Some success stories from the hackathons include a platform that provides patient education materials, a pill pack from two of the co-founders of Hacking Medicine that prevents negative drug interactions, and an app that helps recovering addicts rebuild their social networks so they don’t start using again, leverages artificial intelligence techniques to help them avoid the areas in which they used to use.

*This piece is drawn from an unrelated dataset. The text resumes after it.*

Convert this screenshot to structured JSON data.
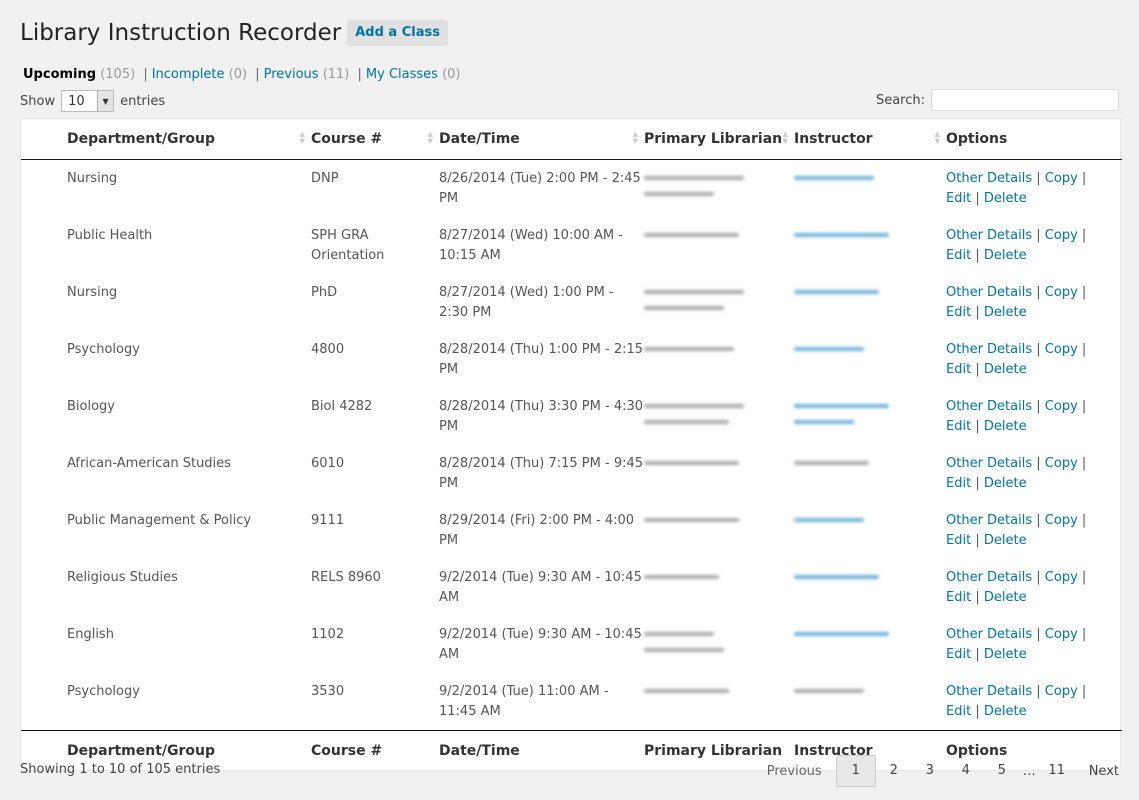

Wang and her colleagues are excited to be coming back to SXSW for this latest panel.

“One of the things we're trying to think about is like how to really curate information that can be valuable for patients and providers in looking at these technologies. I'm really excited to be on a panel with Troy Bannister (from StartUp Health) who's running a program that is trying to help these early stage companies grow and have an impact in healthcare,” said Wang.

“From the agency point of view, all of our clients are pharmaceutical or biotech clients, we're under increased pressure, rightly so, to collaborate and to find real impactful innovations for patients, caregivers, physicians,” said Juice Pharma Agency EVP, digital innovation officer Robert Palmer, who is moderating the panel.

“How do you identify a good idea from a bad idea? That's really key for a lot of people in the agency world now and a lot of pharmaceutical brand marketers. They're just overwhelmed by the number of startups, innovations, ideas, and we're hoping that these three panels can help sort that out a little bit or at least develop some guidelines.”

The Hacking Health half day session takes place starting at 9:30am Saturday, March 11 at the Austin Convention Center.